Drs. Konner and O’Reilly have provided a thorough review of current perspectives on pancreatic cancer. The disease is lethal, difficult to diagnose in its early stages, and resistant to standard chemotherapy regimens. Surgery can be curative if performed when the tumor is small (< 2 cm), but only a minority of patients have small tumors.

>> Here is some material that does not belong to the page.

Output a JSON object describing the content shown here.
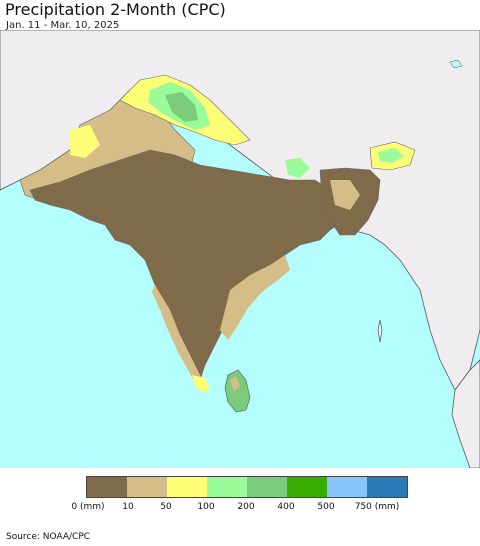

Over the past 100 years, little headway has been made in understanding the natural history of the disease or in strategies for its early diagnosis and treatment. Among the reasons for this lack of progress: (1) the pancreas is located in a remote region of the body, so that early diagnosis is problematic; (2) there have been few good animal models of the disease; (3) pancreatic tissue is difficult to obtain, as most patients do not undergo surgery; (4) the cancer is rapidly lethal, and thus, it is difficult to quickly recruit patients for epidemiologic studies and chemotherapy trials; and (5) funding for research in pancreatic cancer has been limited, averaging $300/cancer diagnosis in the United States.
Nevertheless, this is an exciting time to be involved in pancreatic cancer research, as the developments of the past 5 years and the next 10 years will combine to provide dramatic breakthroughs in our understanding and treatment of the disease. Our insight into its natural history is increasing significantly. Pancreatic dysplasia, or pancreatic intraductal neoplasia, is clearly the precursor to the disease. Patients who had dysplasia at partial pancreatectomy can develop cancer in the remaining organ 18 months to 10 years later. Dysplasia shares the same genetic-mutation signatures as the cancer, and the stepwise histologic progression can be associated with the progression of molecular defects.
Dysplasia appears to occur first in the small and medium-size ducts and, at least in the familial syndromes, can be multifocal or widespread. This has implications for screening protocols: Computed tomography (CT) scans cannot assess changes in the small and medium-size ducts and thus are not helpful for very early diagnosis or screening.
Endoscopic ultrasound, however, is suitable for detecting early changes in the pancreatic parenchyma. These changes are similar to those seen in chronic pancreatitis, and in patients at high risk for cancer and no previous history of pancreatitis, they can be a marker of neoplastic change. Moreover, endoscopic ultrasound is cost-effective in patients who have at least a 16% chance of developing the diseasethus, it would be useful for screening of high-risk patients with a strong family history. The modality, however, is operator-dependent, and should be performed in centers with expertise in the early diagnosis of pancreatic cancer.